PostgreSQL 9.0 createdb Revelations (Updated)

2011-08-27 15:18:16 by jdixon

One of my first projects at Heroku has been to modernize our shared PostgreSQL offering (working with @asenchi). As we get closer to internal testing of our new service, @markimbriaco asked for benchmarks looking for any bottlenecks in PostgreSQL 9.x when creating large quantities of small databases. We've seen instances where Pg 8.3 will start to choke after 2000 databases on the same server and we're hoping that 9.x alleviates this issue.

My initial test was overly simplistic but still revealed some interesting patterns. I started with createdb on the command-line, generating 8000 roles and empty databases, serially. The results were promising, with PostgreSQL 9.0.4 (Ubuntu 10.04) able to scale up without any noticeably increasing latency. Unfortunately, it's not a terribly useful benchmark given the absence of any workload. And yet, I couldn't help but notice a pattern in the scatter plot:

Notice the gap between 500 and 600 ms? I don't have an explanation for this but I suspected that Pg has an internal condition that triggers for actions that take 500ms or longer. Regardless, our primary expectations had been met. Whatever bottleneck 8.3 demonstrated when creating databases on a server with large quantities of existing small databases appears to be fixed in 9.0.

The next test was to run a similar sequence with our new application server. It offers an internal RESTful API using Sinatra and Sequel to provision and manage customer databases on shared servers. The results for this run were even more enlightening. Check out the stratification:

Not only is the initial gap (around 400ms) even more pronounced, but you can see a pattern of latency introduced at 200ms intervals after the initial 400ms delay. I have no explanation for this, but I wanted to publish these results and see if anyone else has a guess as to what might be causing these patterns.

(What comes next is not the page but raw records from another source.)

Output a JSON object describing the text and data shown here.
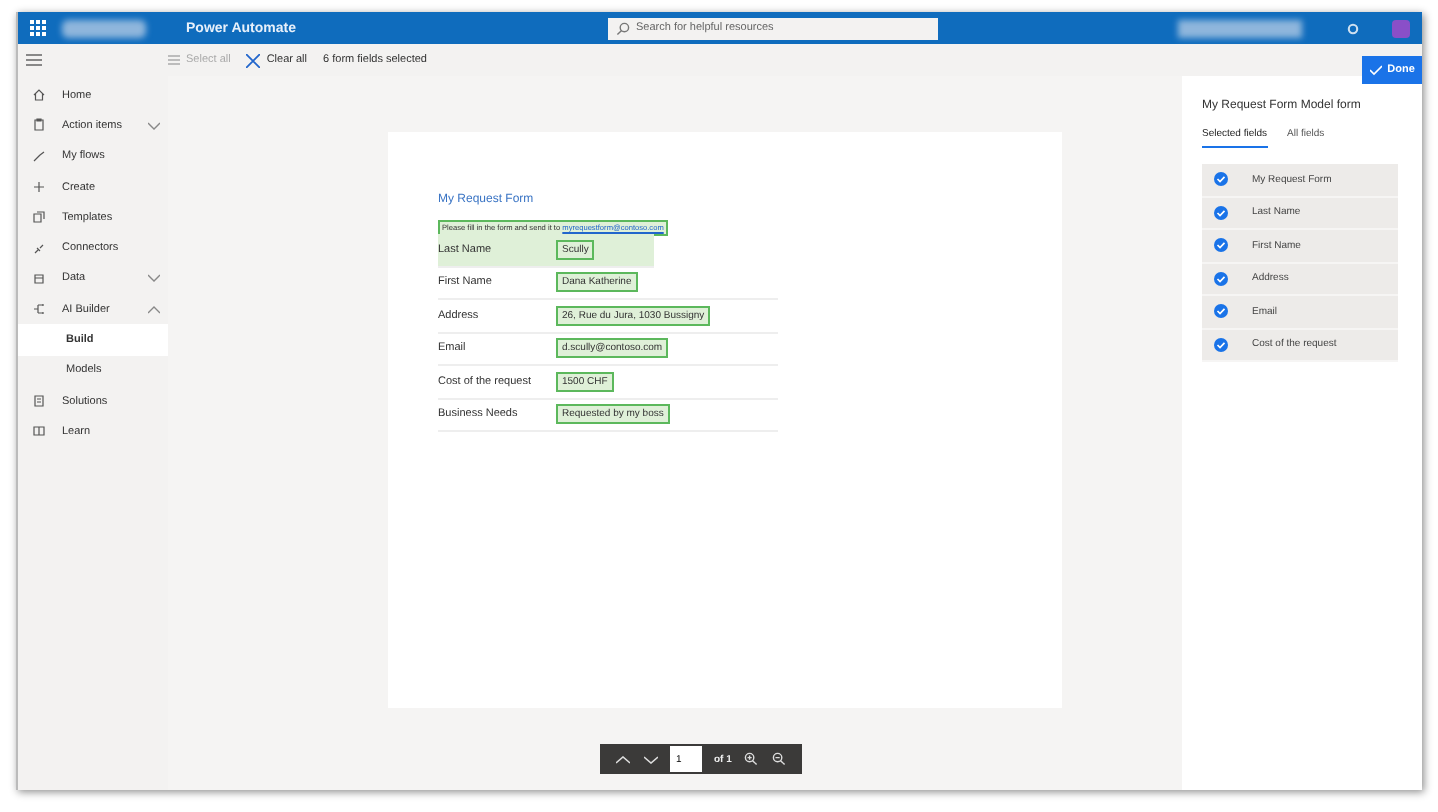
{
  "header": {
    "app_name": "Power Automate",
    "search": {
      "placeholder": "Search for helpful resources"
    }
  },
  "toolbar": {
    "select_all": {
      "label": "Select all",
      "disabled": true
    },
    "clear_all": {
      "label": "Clear all",
      "disabled": false
    },
    "status": "6 form fields selected",
    "done": "Done"
  },
  "sidebar": {
    "items": [
      {
        "label": "Home"
      },
      {
        "label": "Action items",
        "expanded": false
      },
      {
        "label": "My flows"
      },
      {
        "label": "Create"
      },
      {
        "label": "Templates"
      },
      {
        "label": "Connectors"
      },
      {
        "label": "Data",
        "expanded": false
      },
      {
        "label": "AI Builder",
        "expanded": true,
        "children": [
          {
            "label": "Build",
            "selected": true
          },
          {
            "label": "Models",
            "selected": false
          }
        ]
      },
      {
        "label": "Solutions"
      },
      {
        "label": "Learn"
      }
    ]
  },
  "document": {
    "title": "My Request Form",
    "intro": "Please fill in the form and send it to ",
    "intro_link": "myrequestform@contoso.com",
    "rows": [
      {
        "label": "Last Name",
        "value": "Scully",
        "highlighted": true
      },
      {
        "label": "First Name",
        "value": "Dana Katherine",
        "highlighted": true
      },
      {
        "label": "Address",
        "value": "26, Rue du Jura, 1030 Bussigny",
        "highlighted": true
      },
      {
        "label": "Email",
        "value": "d.scully@contoso.com",
        "highlighted": true
      },
      {
        "label": "Cost of the request",
        "value": "1500 CHF",
        "highlighted": true
      },
      {
        "label": "Business Needs",
        "value": "Requested by my boss",
        "highlighted": true
      }
    ]
  },
  "pager": {
    "page": "1",
    "of": "of 1"
  },
  "panel": {
    "title": "My Request Form Model form",
    "tabs": [
      {
        "label": "Selected fields",
        "selected": true
      },
      {
        "label": "All fields",
        "selected": false
      }
    ],
    "fields": [
      {
        "label": "My Request Form",
        "checked": true
      },
      {
        "label": "Last Name",
        "checked": true
      },
      {
        "label": "First Name",
        "checked": true
      },
      {
        "label": "Address",
        "checked": true
      },
      {
        "label": "Email",
        "checked": true
      },
      {
        "label": "Cost of the request",
        "checked": true
      }
    ]
  }
}
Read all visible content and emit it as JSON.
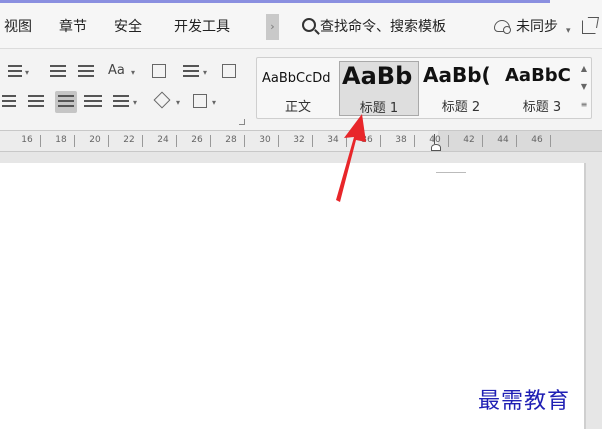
{
  "menu": {
    "items": [
      "视图",
      "章节",
      "安全",
      "开发工具"
    ],
    "more": "›",
    "search_label": "查找命令、搜索模板",
    "sync_label": "未同步",
    "sync_dropdown": "▾"
  },
  "ribbon": {
    "font_case": "Aa",
    "dropdown": "▾"
  },
  "styles": [
    {
      "sample": "AaBbCcDd",
      "name": "正文"
    },
    {
      "sample": "AaBb",
      "name": "标题 1"
    },
    {
      "sample": "AaBb(",
      "name": "标题 2"
    },
    {
      "sample": "AaBbC",
      "name": "标题 3"
    }
  ],
  "ruler": {
    "labels": [
      "16",
      "18",
      "20",
      "22",
      "24",
      "26",
      "28",
      "30",
      "32",
      "34",
      "36",
      "38",
      "40",
      "42",
      "44",
      "46"
    ]
  },
  "watermark": "最需教育",
  "colors": {
    "accent_line": "#8a8fe0",
    "watermark": "#1f1fb4",
    "arrow": "#e8262a"
  }
}
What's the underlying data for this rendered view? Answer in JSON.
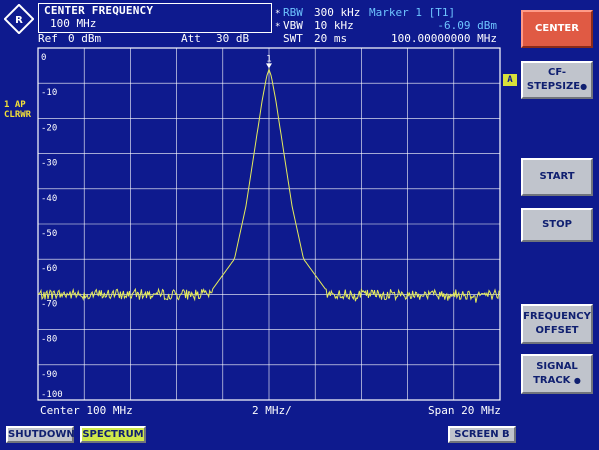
{
  "header": {
    "center_freq_title": "CENTER FREQUENCY",
    "center_freq_value": "100 MHz",
    "ref_label": "Ref",
    "ref_value": "0 dBm",
    "att_label": "Att",
    "att_value": "30 dB",
    "rbw_label": "RBW",
    "rbw_value": "300 kHz",
    "vbw_label": "VBW",
    "vbw_value": "10 kHz",
    "swt_label": "SWT",
    "swt_value": "20 ms",
    "marker_label": "Marker 1 [T1]",
    "marker_level": "-6.09 dBm",
    "marker_freq": "100.00000000 MHz",
    "coupled_mark": "*"
  },
  "trace_info": {
    "line1": "1 AP",
    "line2": "CLRWR",
    "marker_box": "A"
  },
  "footer": {
    "center": "Center 100 MHz",
    "div": "2 MHz/",
    "span": "Span 20 MHz"
  },
  "softkeys": [
    {
      "label": "CENTER",
      "active": true
    },
    {
      "label": "CF-",
      "label2": "STEPSIZE"
    },
    {
      "label": "START"
    },
    {
      "label": "STOP"
    },
    {
      "label": "FREQUENCY",
      "label2": "OFFSET"
    },
    {
      "label": "SIGNAL",
      "label2": "TRACK"
    }
  ],
  "bottom": {
    "shutdown": "SHUTDOWN",
    "spectrum": "SPECTRUM",
    "screen": "SCREEN B"
  },
  "colors": {
    "background": "#0e1a8e",
    "grid": "#ffffff",
    "trace": "#e6ec5a",
    "info_text": "#6ec4ff",
    "trace_label": "#f2e038",
    "active_softkey": "#e05a44"
  },
  "chart_data": {
    "type": "line",
    "xlabel": "",
    "ylabel": "",
    "x_unit": "MHz",
    "y_unit": "dBm",
    "xlim": [
      90,
      110
    ],
    "ylim": [
      -100,
      0
    ],
    "y_ticks": [
      "0",
      "-10",
      "-20",
      "-30",
      "-40",
      "-50",
      "-60",
      "-70",
      "-80",
      "-90",
      "-100"
    ],
    "grid": true,
    "noise_floor_dbm": -70,
    "series": [
      {
        "x": [
          90,
          95.5,
          97.5,
          98.5,
          99.0,
          99.4,
          99.7,
          99.9,
          100.0,
          100.1,
          100.3,
          100.6,
          101.0,
          101.5,
          102.5,
          104.5,
          110
        ],
        "y": [
          -70,
          -70,
          -69,
          -60,
          -45,
          -28,
          -15,
          -8,
          -6.09,
          -8,
          -15,
          -28,
          -45,
          -60,
          -69,
          -70,
          -70
        ]
      }
    ],
    "marker": {
      "x": 100,
      "y": -6.09,
      "label": "1"
    }
  }
}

UPDATE: To rule out any distortion caused by GNU time, I ran another test using Ruby's Time class to get a more accurate representation. In the most simple terms, we start the clock with, connect to the database (no caching), create a role, create the database and stop the clock. Output is logged and then imported into Excel for plotting. I think the results speak for themselves (measured in milliseconds):


at 2011-08-28 10:15:11, Jeff Blaine wrote in to say...

Wild idea off the top of my head. Nothing you don't already know...

Do 1000 with strace -f -c -o strace$i.log

They shouldn't differ, but will. Where? Why? Leave off -c, perhaps sort the new strace logs by system call, then diff some of them?